Ich erinnere mich an eine Szene hinter Erfurt: morgens saßen drei Männer beim Bier in einem Vorgarten, umgeben von leeren Flaschen und Müll. Das Radio dröhnte. Die drei schwiegen. Im Grunde saßen sie nicht einmal zusammen. Ihr Trinken, ihre gezeichneten Gesichter und die Apathie waren das Gemeinsame. Zunächst ging ich an ihnen vorbei, fasste mir ein Herz, und kehrte um.

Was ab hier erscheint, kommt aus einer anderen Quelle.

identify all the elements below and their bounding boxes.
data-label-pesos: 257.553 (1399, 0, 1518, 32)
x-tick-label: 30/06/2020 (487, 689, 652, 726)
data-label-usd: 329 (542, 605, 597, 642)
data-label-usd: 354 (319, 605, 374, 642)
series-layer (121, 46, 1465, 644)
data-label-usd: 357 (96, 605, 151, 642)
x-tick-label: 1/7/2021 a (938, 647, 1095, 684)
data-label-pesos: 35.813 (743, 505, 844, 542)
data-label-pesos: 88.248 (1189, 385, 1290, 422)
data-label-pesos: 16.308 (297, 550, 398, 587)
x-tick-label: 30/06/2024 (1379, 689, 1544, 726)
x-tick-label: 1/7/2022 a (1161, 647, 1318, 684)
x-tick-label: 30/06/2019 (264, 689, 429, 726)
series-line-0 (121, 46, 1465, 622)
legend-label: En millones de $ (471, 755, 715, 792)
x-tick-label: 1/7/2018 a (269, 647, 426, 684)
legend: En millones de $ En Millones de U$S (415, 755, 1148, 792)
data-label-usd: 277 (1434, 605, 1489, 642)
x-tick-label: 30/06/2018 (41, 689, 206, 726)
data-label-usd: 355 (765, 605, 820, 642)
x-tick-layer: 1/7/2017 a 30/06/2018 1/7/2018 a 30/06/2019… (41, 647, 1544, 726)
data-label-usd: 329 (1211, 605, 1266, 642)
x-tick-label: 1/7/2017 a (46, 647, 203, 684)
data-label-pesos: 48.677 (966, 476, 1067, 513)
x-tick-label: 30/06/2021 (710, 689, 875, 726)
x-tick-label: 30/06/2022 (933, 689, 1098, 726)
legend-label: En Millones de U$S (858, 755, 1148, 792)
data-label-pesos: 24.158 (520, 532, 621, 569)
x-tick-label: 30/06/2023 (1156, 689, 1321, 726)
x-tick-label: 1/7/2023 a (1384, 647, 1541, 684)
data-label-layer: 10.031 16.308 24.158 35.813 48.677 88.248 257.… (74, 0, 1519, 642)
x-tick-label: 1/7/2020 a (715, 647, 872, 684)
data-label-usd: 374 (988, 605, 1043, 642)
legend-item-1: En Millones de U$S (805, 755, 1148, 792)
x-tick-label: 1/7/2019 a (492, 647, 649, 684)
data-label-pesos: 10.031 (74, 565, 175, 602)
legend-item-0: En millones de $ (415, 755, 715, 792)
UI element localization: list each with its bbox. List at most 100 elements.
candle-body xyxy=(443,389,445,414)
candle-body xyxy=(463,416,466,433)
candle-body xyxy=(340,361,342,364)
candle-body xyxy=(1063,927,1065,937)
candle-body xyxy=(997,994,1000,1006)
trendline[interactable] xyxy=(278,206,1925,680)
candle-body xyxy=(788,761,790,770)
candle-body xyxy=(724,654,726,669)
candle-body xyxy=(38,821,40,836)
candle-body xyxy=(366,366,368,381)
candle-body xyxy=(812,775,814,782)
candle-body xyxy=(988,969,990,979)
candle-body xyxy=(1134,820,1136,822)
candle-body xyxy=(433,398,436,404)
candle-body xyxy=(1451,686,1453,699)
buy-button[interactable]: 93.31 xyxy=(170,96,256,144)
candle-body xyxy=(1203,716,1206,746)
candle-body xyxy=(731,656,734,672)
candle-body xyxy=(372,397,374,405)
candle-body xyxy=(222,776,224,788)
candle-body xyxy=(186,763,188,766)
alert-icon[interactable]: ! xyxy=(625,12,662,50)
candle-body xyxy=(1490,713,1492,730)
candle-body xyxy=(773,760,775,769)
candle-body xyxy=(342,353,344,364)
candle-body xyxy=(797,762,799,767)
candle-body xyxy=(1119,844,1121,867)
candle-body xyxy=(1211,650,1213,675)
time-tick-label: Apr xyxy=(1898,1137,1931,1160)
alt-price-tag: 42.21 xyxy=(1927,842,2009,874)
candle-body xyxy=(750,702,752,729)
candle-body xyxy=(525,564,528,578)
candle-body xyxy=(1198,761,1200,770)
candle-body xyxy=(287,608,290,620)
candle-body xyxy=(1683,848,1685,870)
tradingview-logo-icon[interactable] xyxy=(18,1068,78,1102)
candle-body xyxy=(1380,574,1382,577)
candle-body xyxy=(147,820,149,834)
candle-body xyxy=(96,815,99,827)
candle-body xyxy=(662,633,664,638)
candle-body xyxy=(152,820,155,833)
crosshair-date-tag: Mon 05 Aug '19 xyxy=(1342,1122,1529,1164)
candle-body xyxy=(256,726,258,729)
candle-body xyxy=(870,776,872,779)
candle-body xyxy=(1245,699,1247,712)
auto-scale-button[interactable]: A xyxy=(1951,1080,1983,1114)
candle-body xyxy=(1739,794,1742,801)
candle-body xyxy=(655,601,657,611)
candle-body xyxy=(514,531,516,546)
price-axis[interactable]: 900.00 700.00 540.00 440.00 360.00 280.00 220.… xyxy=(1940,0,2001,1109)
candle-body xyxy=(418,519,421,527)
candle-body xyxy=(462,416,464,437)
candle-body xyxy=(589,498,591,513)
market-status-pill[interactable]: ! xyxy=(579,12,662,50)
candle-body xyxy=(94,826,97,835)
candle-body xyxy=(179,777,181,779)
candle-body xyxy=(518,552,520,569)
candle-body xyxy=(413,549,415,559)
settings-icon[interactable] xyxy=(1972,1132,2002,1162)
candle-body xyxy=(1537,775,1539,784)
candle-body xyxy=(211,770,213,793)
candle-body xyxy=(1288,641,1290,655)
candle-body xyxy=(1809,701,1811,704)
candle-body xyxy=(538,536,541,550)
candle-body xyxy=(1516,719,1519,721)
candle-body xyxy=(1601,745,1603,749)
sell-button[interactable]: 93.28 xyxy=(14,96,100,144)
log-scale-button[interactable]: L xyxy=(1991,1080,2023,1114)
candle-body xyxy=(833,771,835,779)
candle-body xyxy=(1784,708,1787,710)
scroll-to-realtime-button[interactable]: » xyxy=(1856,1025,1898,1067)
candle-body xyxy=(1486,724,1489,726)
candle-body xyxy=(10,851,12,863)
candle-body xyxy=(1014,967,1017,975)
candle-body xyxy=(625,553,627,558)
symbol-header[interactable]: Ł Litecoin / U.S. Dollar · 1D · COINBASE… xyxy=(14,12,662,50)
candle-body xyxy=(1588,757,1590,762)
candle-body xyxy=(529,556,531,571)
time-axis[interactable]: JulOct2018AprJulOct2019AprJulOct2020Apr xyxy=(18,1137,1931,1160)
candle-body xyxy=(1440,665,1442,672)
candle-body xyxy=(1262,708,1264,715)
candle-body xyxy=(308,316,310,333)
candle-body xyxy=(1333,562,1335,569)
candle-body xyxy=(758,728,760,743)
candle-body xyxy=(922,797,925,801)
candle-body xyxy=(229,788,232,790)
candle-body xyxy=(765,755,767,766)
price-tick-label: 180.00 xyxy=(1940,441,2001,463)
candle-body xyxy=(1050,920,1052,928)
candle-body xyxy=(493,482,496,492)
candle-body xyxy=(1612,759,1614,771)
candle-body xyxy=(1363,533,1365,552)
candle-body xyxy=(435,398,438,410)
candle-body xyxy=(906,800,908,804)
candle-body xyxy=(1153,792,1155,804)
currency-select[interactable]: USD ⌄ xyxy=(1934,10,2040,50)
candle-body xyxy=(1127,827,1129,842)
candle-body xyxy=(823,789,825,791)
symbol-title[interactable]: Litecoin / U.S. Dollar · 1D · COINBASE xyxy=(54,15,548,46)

Erstaunlich war ihre große Freundlichkeit. Mir wurde Bier angeboten, eine Abkürzung über die Felder empfohlen, auch erlaubt, zu fotografieren und zu filmen. In der dreiviertel Stunde, die ich bei Ihnen verbrachte, rangen in mir zwei Kräfte. Einerseits glaubte ich, auf etwas Typisches gestoßen zu sein. Ins Extrem gesteigert, aber doch exemplarisch. Andererseits beschlich mich das ungute Gefühl, zum Voyeur zu werden. Größtenteils redete ich mit Uli, dem Raucher am Tisch, den ich schließlich auch interviewte. Immer wieder verdrehte und verschloss er die Augen. War er krank? Oder müde? Kam es durch den Alkohol? Irritiert dachte ich plötzlich, dass meine Herangehensweise falsch sein könnte. Uli sagte ein paar wilde Dinge. Aber wenn es um das Thema Migration oder seine Erwartungen an Politiker ging, wirkte er reflektiert. Er mochte verbittert und angetrunken sein, aber als Thüringer Dorfdepp stand er nicht zur Verfügung. Das war die Lehre, die er mir erteilte.
- Anarchie
Pausen gehören zum Wandern. Mehrfach pro Tag landete ich irgendwo im Gras. Für mich waren es Gelegenheiten, hintenüber zu kippen und in den Himmel zu schauen. Ich erinnere mich an einen langen, leuchtenden Kondensstreifen in Franken, an vorüberjagende Wolken in Sachsen-Anhalt, an die wohltuende Brise auf einer Anhöhe in Brandenburg. Während der Wanderung bin ich, trotz aller Berichterstattung, fünf Wochen lang weg gewesen. Ohne Routine. Vor allem in Ruhemomenten empfand ich das als beglückend. Mein Nomadentum, phantasierte ich vor mich. Und noch immer träume ich von so nie erlebten Unterwegs-Situationen, übernachte ich unter riesigen Brücken, wandere auf dem Grünstreifen der Autobahn, verpasse irgendwelche Abzweige. Warum ist das so? Werden diese Träume irgendwann aufhören?
- Das eigentliche Wunder
waren die Begegnungen.
Es gab auf dieser Reise Prüfungen. Tage, die schlimm loslegten und dann mächtig zurückruderten. Als wäre im Geheimen eine ausgleichende Kraft am Werk.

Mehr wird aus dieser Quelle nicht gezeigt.